# Floating Point Resolution/Precision Errors

This topic is 3425 days old which is more than the 365 day threshold we allow for new replies. Please post a new topic.

## Recommended Posts

I'm having problems with the resolution of floating-point calculations and am unsure how I should handle them. Here's my problem and my (failed) solution: (NOTE: Either my browser or the forum software is not displaying the PLUS sign, even though I'm writing it. In my code below, I will write out "-PLUS-" instead of using the addition sign, to make it clear) The equations of motion of a game object are governed by the following equation (movement as a function of the parameter r, which increases a very small amount every loop):
[source="cpp"]
float b = 26.087315;
float b2 = 680.54797;
float Rs = 10.;
float position = 0;
float EPSILON = .00001;

// Movement loop
while (r is still valid)
{
// r is the dependent variable, b and Rs are constants
float val = 1. - b2 / (r * r) * (1. - Rs / r);
float movement = b / (r * r * sqrt(val);
position = position -PLUS- movement;

r = r -PLUS- EPSILON;
}


The equation (1. - (b2 / r^2) * (1. - Rs / r)) blows up to infinity, depending on the values of b2 and Rs. In this case, the critical value is 15.840763. I have code that solves the above equation to find the critical point, so this is not a problem - I simply start r at a value above this critical value (15.840763) and do not allow r to fall low enough to be equal to or below this value.

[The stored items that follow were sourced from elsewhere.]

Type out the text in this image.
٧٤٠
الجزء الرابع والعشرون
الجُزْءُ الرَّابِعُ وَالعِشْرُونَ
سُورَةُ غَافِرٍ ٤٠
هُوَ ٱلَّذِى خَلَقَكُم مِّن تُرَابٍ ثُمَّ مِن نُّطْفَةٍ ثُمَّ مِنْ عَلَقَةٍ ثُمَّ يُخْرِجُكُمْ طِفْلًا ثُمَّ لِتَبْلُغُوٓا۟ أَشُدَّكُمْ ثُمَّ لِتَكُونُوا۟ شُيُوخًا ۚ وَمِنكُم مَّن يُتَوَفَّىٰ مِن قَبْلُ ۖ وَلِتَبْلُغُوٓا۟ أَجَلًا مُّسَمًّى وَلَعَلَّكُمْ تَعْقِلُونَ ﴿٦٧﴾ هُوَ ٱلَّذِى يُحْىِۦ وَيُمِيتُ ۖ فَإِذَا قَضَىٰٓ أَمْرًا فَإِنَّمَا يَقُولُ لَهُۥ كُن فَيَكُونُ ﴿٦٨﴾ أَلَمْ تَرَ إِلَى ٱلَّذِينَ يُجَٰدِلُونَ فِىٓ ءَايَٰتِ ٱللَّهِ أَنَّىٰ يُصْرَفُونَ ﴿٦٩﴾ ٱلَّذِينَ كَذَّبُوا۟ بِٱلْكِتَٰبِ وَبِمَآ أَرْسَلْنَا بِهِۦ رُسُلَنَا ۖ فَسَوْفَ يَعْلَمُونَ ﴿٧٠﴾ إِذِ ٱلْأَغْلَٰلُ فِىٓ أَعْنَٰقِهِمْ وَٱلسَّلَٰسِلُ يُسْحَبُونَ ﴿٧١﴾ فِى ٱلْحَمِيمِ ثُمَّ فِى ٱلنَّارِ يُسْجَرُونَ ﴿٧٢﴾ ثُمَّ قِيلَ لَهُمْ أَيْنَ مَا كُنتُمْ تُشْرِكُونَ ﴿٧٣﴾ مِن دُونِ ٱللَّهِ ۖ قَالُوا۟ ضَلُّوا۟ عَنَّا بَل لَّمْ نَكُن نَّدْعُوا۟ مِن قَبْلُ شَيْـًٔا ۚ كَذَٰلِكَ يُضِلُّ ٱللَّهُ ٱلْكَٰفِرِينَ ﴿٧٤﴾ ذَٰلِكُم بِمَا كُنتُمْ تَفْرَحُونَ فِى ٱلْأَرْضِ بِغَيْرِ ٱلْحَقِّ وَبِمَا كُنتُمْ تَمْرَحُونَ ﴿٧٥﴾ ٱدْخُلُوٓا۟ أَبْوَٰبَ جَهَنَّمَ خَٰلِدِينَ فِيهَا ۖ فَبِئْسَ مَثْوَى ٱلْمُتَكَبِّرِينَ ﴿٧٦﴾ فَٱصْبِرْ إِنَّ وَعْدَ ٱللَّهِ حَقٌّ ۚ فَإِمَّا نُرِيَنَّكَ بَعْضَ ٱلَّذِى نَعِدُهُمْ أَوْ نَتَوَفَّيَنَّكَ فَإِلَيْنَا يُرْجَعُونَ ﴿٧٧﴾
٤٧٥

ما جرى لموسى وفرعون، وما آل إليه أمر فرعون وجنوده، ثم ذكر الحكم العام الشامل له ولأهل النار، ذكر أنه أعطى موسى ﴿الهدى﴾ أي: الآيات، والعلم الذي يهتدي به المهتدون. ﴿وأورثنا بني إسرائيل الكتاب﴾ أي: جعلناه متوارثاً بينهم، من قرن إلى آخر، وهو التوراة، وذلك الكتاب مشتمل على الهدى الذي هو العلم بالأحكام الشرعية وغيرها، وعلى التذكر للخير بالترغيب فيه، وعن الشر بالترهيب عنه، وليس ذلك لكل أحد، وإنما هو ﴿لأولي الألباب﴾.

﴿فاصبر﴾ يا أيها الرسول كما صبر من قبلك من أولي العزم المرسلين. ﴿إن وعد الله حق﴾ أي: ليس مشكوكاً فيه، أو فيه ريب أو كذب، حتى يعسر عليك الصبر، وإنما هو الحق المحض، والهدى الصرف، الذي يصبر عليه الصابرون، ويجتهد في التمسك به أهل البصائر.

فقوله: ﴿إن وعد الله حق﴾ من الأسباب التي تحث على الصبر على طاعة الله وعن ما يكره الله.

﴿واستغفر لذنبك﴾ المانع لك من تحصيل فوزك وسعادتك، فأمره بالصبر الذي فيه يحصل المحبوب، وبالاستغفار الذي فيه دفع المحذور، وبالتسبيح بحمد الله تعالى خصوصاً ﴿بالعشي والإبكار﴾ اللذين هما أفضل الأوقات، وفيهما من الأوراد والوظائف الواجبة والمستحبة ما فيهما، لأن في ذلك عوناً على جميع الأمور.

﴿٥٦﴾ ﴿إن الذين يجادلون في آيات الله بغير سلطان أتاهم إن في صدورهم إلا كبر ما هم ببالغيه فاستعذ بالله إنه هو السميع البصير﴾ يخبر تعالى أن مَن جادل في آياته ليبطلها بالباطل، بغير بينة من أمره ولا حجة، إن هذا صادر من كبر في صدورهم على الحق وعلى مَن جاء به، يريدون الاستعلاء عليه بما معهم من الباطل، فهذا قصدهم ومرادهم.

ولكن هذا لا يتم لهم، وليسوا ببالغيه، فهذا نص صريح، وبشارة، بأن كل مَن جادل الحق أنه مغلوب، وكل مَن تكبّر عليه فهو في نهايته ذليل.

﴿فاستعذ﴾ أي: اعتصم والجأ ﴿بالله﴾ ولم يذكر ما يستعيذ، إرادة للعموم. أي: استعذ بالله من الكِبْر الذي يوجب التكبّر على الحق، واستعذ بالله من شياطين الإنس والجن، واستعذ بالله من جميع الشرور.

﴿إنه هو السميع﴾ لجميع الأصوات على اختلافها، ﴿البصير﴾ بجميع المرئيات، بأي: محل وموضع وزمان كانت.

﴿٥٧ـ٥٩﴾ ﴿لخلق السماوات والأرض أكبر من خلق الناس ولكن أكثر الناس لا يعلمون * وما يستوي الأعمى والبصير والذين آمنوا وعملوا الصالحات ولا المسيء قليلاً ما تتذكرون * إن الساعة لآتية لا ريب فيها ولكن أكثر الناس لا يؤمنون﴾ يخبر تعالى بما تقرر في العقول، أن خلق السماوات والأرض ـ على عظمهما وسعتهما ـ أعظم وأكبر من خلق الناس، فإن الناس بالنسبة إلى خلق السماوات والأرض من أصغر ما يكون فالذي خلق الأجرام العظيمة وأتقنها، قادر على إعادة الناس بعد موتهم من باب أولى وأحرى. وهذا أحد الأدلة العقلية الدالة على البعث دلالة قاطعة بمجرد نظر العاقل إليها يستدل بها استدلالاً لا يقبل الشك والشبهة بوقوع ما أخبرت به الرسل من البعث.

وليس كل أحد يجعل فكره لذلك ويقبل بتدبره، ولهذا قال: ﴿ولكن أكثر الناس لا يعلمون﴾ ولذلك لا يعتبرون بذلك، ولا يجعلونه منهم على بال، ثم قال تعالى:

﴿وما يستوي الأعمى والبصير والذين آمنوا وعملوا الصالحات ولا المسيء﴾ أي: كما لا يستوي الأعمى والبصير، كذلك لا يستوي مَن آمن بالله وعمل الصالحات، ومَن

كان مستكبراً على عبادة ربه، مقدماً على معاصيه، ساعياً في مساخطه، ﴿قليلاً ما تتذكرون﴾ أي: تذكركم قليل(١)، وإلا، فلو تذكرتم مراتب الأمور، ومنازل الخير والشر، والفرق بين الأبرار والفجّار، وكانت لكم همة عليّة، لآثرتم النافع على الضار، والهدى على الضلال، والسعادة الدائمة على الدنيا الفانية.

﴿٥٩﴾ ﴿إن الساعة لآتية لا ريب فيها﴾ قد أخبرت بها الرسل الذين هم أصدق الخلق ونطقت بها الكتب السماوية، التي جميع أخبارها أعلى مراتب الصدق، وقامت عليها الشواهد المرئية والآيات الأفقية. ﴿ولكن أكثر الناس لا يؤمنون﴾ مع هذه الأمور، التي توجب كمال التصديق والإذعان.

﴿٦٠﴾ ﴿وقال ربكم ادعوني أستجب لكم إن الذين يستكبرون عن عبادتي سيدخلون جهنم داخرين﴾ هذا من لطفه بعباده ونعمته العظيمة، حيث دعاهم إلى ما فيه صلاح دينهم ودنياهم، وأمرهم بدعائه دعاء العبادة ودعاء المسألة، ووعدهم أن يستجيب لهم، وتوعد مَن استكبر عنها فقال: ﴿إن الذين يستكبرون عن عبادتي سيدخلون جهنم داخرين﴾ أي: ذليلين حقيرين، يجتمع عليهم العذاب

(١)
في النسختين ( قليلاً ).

Above the critical value, the function (1. - (b2 / r^2) * (1. - Rs / r)) is smooth and continuous, increasing in value from 0 to 1 as r approaches infinity. However, certain values above the critical value will still result in a divide-by-zero error, as val will equal 0. I reasoned that this was because of the imprecision of floating-point numbers - too close to the critical value and val is evaluated to such a small number that it rounds to 0. So I first ran the following code to determine the lowest possible value of r (while still remaining above my critical value) such that val is still evaluted to be greater than 0:
float b2 = 680.54797;
float Rs = 10.;
float critical_r = 15.840763;  // Calculated earlier in the code
float low_limit = critical_r;  // The value for which we know any r
// equal to or below will return a 0
// upon evaluation of "val"
float high_limit = 20.;  // A value chosen because I -KNOW- this to be valid
// from earlier code.  Any r value equal to or greater
// than high_limit should be guaranteed to return a
// number greater than 0 upon evaluation of "val"
float min_r = high_limit;  // min_r will be the smallest possible r above
// critical_r that we know will not provide a 0
// for the evaluation of "val"

while(1)
{
// Test a value midway between the low limit and high limit
float test_r = low_limit -PLUS- 0.5 * (high_limit - low_limit);

if (test_r - low_limit <= 0 || high_limit - test_r <= 0)
{
// We've reached the floating point resolution limit, where we
// can't fine-tune the value of min_r anymore
break;
}

float val =  1. - b2 / (test_r * test_r) * (1. - Rs / test_r);

if (val <= 0)
{
// Mathematically, we know val should be greater than 0.
// However, due to floating point precision limits, we have
// calculated it to be equal to or less than 0, so we know
// min_r has to be greater than our current value of test_r
low_limit = test_r;
}
else
{
// We've shown that evaluating "val" with r = test_r, we get
// a greater-than-zero value.  Thus, our value of test_r is
// currently the lowest possible value of r that we know will
// give a valid value for "val," despite floating point
// precision errors
high_limit = test_r;
min_r = test_r;
}
}

// Since our tolerance limits our resolution to this difference at the most
// sensitive point anyway, let's use it as a minimum cap always
EPSILON = min_r - critical_r;


So my code attempts to narrow down on the smallest possible value of r that is above critical_r (15.840763) AND also yields a greater-than-zero value for "val." I then forbid my movement code from ever allowing r to go below this value (min_r). Unfortunately, I've found that while min_r yields a greater-than-zero value for "val," there are other values of r that are GREATER than min_r which will return 0 for "val." For example, running with the above code and constants (b2 = 680.54797, Rs = 10., critical_r calculated to be 15.840763), I find: min_r = 15.840767 When I evaluate "val" at min_r: val = 1. - b2 / (min_r * min_r) * (1. - Rs / min_r) = 5.9604645e-008; Interestingly, if I evaluate val at r = 15.840769 (which is greater than min_r): val = 1. - b2 / (15.840769 * 15.840769) * (1. - Rs / 15.840769) = 5.9604645e-008; So val has the same value, even though r is now slightly higher. Fine, I can chalk this up to imprecision in the floating-point calculation. However, if I evaluate val at r = 15.840771 (which is greater than both min_r and the last test value of r, 15.840769): val = 1. - b2 / (15.840771 * 15.840771) * (1. - Rs / 15.840771) = 0; I expect val to be equal to previous values, if not larger (as my r value is larger). However, not only is it smaller, it's actually 0 - which will lead to a divide-by-zero error! Mathematically, this makes no sense - I conclude it must be due to floating-point resolution and precision errors! Clearly, my algorithm for determining the smallest possible r value to use (while still remaining valid given the limitations of the floating-point calculating abilities of my machine) is not completely effective. How should I approach and solve this problem? How can I effectively determine the values of r I can use in my equations above, (given a value for b2 and Rs)?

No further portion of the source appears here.